All Products
Search
Document Center

E-MapReduce:Scale in a node group

Last Updated:Mar 26, 2026

When cluster utilization stays low for an extended period, you can remove nodes from a Core or Task node group to reduce costs.

Pay-as-you-go Task node groups can be scaled in directly from the EMR console. For all other node group types — pay-as-you-go Core, subscription Task, and subscription Core — follow the steps in this topic.

Limitations

  • HDFS data loss risk: If the number of Core nodes equals the number of Hadoop Distributed File System (HDFS) replicas, do not scale in the Core node group.

  • Old-version HA clusters: If your cluster is an old-version high availability (HA) Hadoop cluster with 2 master nodes, do not remove the emr-worker-1 node. ZooKeeper is deployed on that node.

Usage notes

  • This operation cannot be rolled back. Components cannot be recovered after they are unpublished.

  • Evaluate the impact on your workloads before proceeding. Skipping this assessment can cause job scheduling failures and data security risks.

How it works

Manually shrinking a node group is a three-stage process:

  1. Select a node to remove — Identify underutilized nodes using YARN metrics or the YARN web UI.

  2. Unpublish components on the node — Safely decommission each service component deployed on the node. This step drains in-flight data and migrates it to remaining nodes before the node is removed.

  3. Release the ECS instance — After all components are unpublished, release the corresponding ECS instance from the ECS console.

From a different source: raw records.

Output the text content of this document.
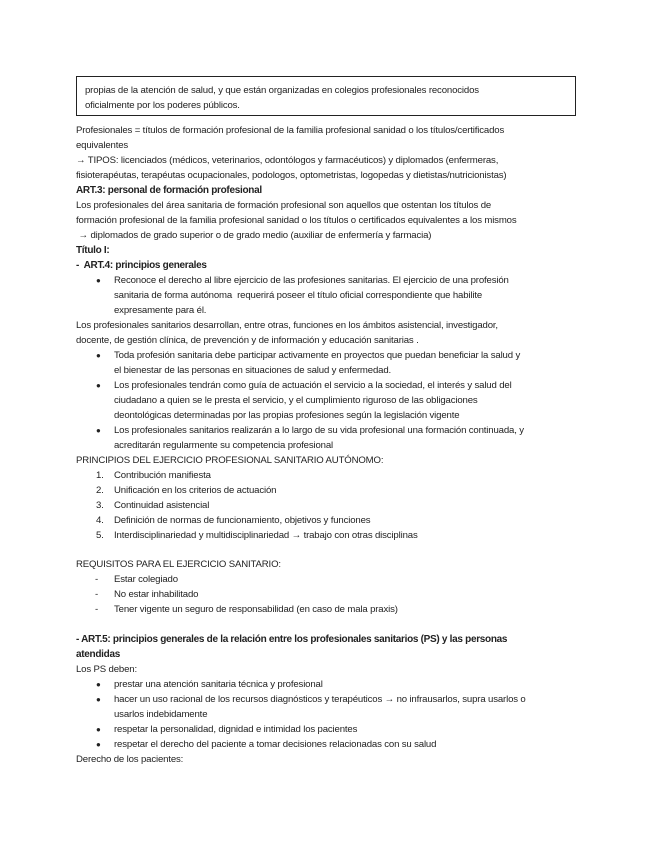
propias de la atención de salud, y que están organizadas en colegios profesionales reconocidos

oficialmente por los poderes públicos.

Profesionales = títulos de formación profesional de la familia profesional sanidad o los títulos/certificados

equivalentes

→ TIPOS: licenciados (médicos, veterinarios, odontólogos y farmacéuticos) y diplomados (enfermeras,

fisioterapéutas, terapéutas ocupacionales, podologos, optometristas, logopedas y dietistas/nutricionistas)

ART.3: personal de formación profesional

Los profesionales del área sanitaria de formación profesional son aquellos que ostentan los títulos de

formación profesional de la familia profesional sanidad o los títulos o certificados equivalentes a los mismos

→ diplomados de grado superior o de grado medio (auxiliar de enfermería y farmacia)

Título I:

-  ART.4: principios generales

● Reconoce el derecho al libre ejercicio de las profesiones sanitarias. El ejercicio de una profesión
sanitaria de forma autónoma  requerirá poseer el título oficial correspondiente que habilite
expresamente para él.

Los profesionales sanitarios desarrollan, entre otras, funciones en los ámbitos asistencial, investigador,

docente, de gestión clínica, de prevención y de información y educación sanitarias .

● Toda profesión sanitaria debe participar activamente en proyectos que puedan beneficiar la salud y
el bienestar de las personas en situaciones de salud y enfermedad.
● Los profesionales tendrán como guía de actuación el servicio a la sociedad, el interés y salud del
ciudadano a quien se le presta el servicio, y el cumplimiento riguroso de las obligaciones
deontológicas determinadas por las propias profesiones según la legislación vigente
● Los profesionales sanitarios realizarán a lo largo de su vida profesional una formación continuada, y
acreditarán regularmente su competencia profesional

PRINCIPIOS DEL EJERCICIO PROFESIONAL SANITARIO AUTÓNOMO:

1. Contribución manifiesta
2. Unificación en los criterios de actuación
3. Continuidad asistencial
4. Definición de normas de funcionamiento, objetivos y funciones
5. Interdisciplinariedad y multidisciplinariedad → trabajo con otras disciplinas

REQUISITOS PARA EL EJERCICIO SANITARIO:

- Estar colegiado
- No estar inhabilitado
- Tener vigente un seguro de responsabilidad (en caso de mala praxis)

- ART.5: principios generales de la relación entre los profesionales sanitarios (PS) y las personas

atendidas

Los PS deben:

● prestar una atención sanitaria técnica y profesional
● hacer un uso racional de los recursos diagnósticos y terapéuticos → no infrausarlos, supra usarlos o
usarlos indebidamente
● respetar la personalidad, dignidad e intimidad los pacientes
● respetar el derecho del paciente a tomar decisiones relacionadas con su salud

Derecho de los pacientes:
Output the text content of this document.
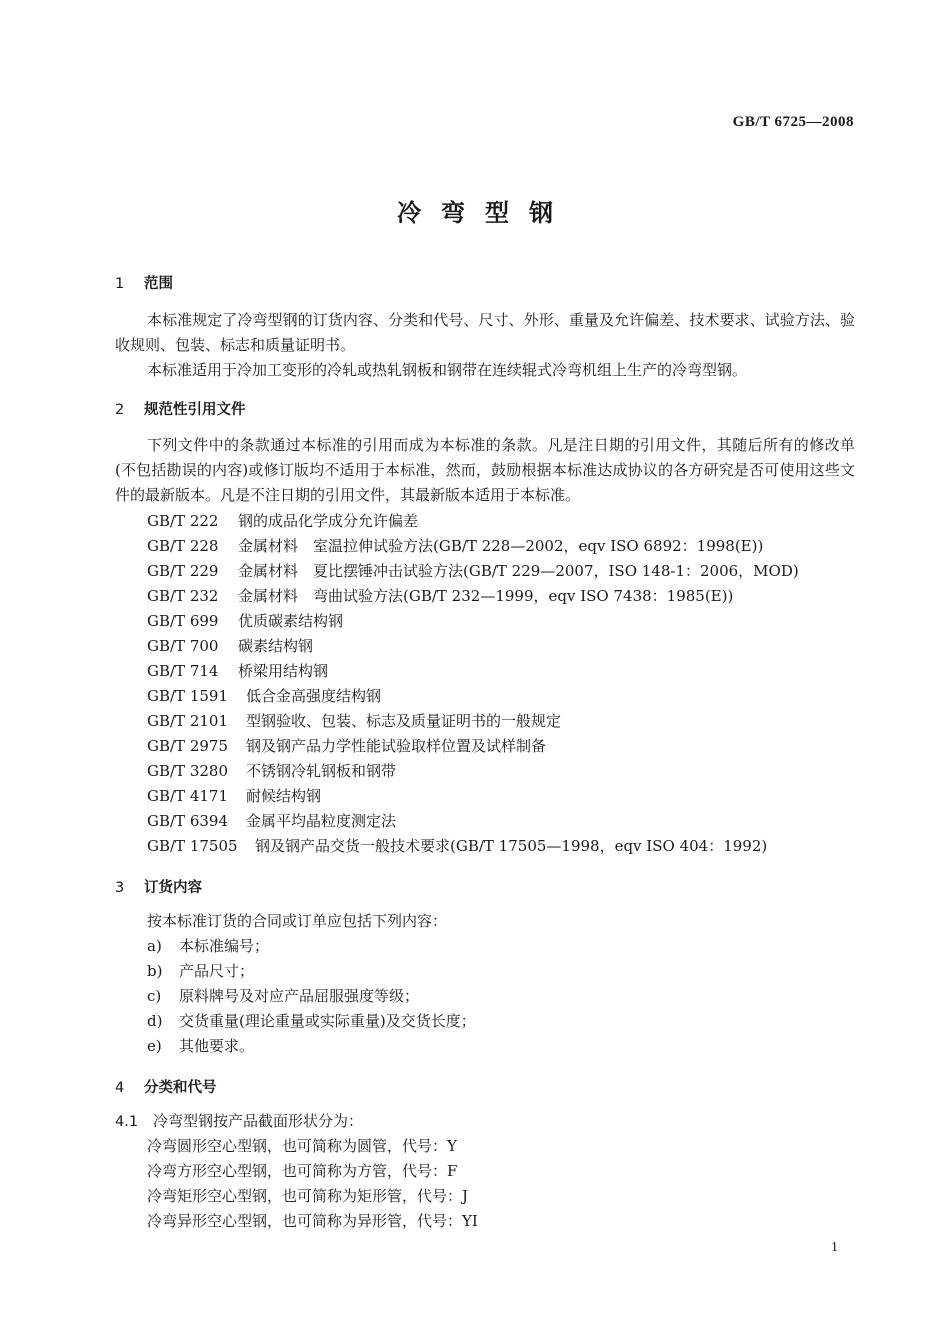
GB/T 6725—2008
冷弯型钢
1 范围
本标准规定了冷弯型钢的订货内容、分类和代号、尺寸、外形、重量及允许偏差、技术要求、试验方法、验收规则、包装、标志和质量证明书。
本标准适用于冷加工变形的冷轧或热轧钢板和钢带在连续辊式冷弯机组上生产的冷弯型钢。
2 规范性引用文件
下列文件中的条款通过本标准的引用而成为本标准的条款。凡是注日期的引用文件，其随后所有的修改单(不包括勘误的内容)或修订版均不适用于本标准，然而，鼓励根据本标准达成协议的各方研究是否可使用这些文件的最新版本。凡是不注日期的引用文件，其最新版本适用于本标准。
GB/T 222 钢的成品化学成分允许偏差
GB/T 228 金属材料　室温拉伸试验方法(GB/T 228—2002，eqv ISO 6892：1998(E))
GB/T 229 金属材料　夏比摆锤冲击试验方法(GB/T 229—2007，ISO 148-1：2006，MOD)
GB/T 232 金属材料　弯曲试验方法(GB/T 232—1999，eqv ISO 7438：1985(E))
GB/T 699 优质碳素结构钢
GB/T 700 碳素结构钢
GB/T 714 桥梁用结构钢
GB/T 1591 低合金高强度结构钢
GB/T 2101 型钢验收、包装、标志及质量证明书的一般规定
GB/T 2975 钢及钢产品力学性能试验取样位置及试样制备
GB/T 3280 不锈钢冷轧钢板和钢带
GB/T 4171 耐候结构钢
GB/T 6394 金属平均晶粒度测定法
GB/T 17505 钢及钢产品交货一般技术要求(GB/T 17505—1998，eqv ISO 404：1992)
3 订货内容
按本标准订货的合同或订单应包括下列内容：
a) 本标准编号；
b) 产品尺寸；
c) 原料牌号及对应产品屈服强度等级；
d) 交货重量(理论重量或实际重量)及交货长度；
e) 其他要求。
4 分类和代号
4.1 冷弯型钢按产品截面形状分为：
冷弯圆形空心型钢，也可简称为圆管，代号：Y
冷弯方形空心型钢，也可简称为方管，代号：F
冷弯矩形空心型钢，也可简称为矩形管，代号：J
冷弯异形空心型钢，也可简称为异形管，代号：YI
1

Skipping step 2 can interrupt running jobs and put data at risk.

Prerequisites

Before you begin, ensure that you have:

  • Access to the EMR console and SSH access to the master node

  • (If using a RAM user) The AliyunECSFullAccess policy attached to the RAM user — required to release ECS instances

Step 1: Identify a node to remove

Select a node based on resource utilization. Use one of the following methods.

Method 1: EMR console monitoring

  1. Go to the Metric Monitoring page.

  2. On the YARN-Queues dashboard, check the AvailableVCores metric. A consistently high value means many CPU cores are idle — consider scaling in the Core or Task node group.

  3. On the YARN-NodeManagers dashboard, check the AvailableGB metric per node. A node with persistently high available memory is a good candidate for removal.

Note

Check other metrics in the context of your workload before making a decision.

Method 2: YARN web UI

  1. Open the YARN Resource Manager UI and check overall queue resource utilization. Underutilized queues indicate capacity to scale in.

    Core_p1

  2. Go to the Nodes page. Sort nodes by Nodes Address and identify the node with the largest amount of available memory. That node is a good candidate for removal.

    core_p2

Important

For old-version Hadoop clusters, note the following restrictions:

  • Non-HA clusters: do not remove emr-worker-1 or emr-worker-2.

  • HA clusters with 2 master nodes: do not remove emr-worker-1.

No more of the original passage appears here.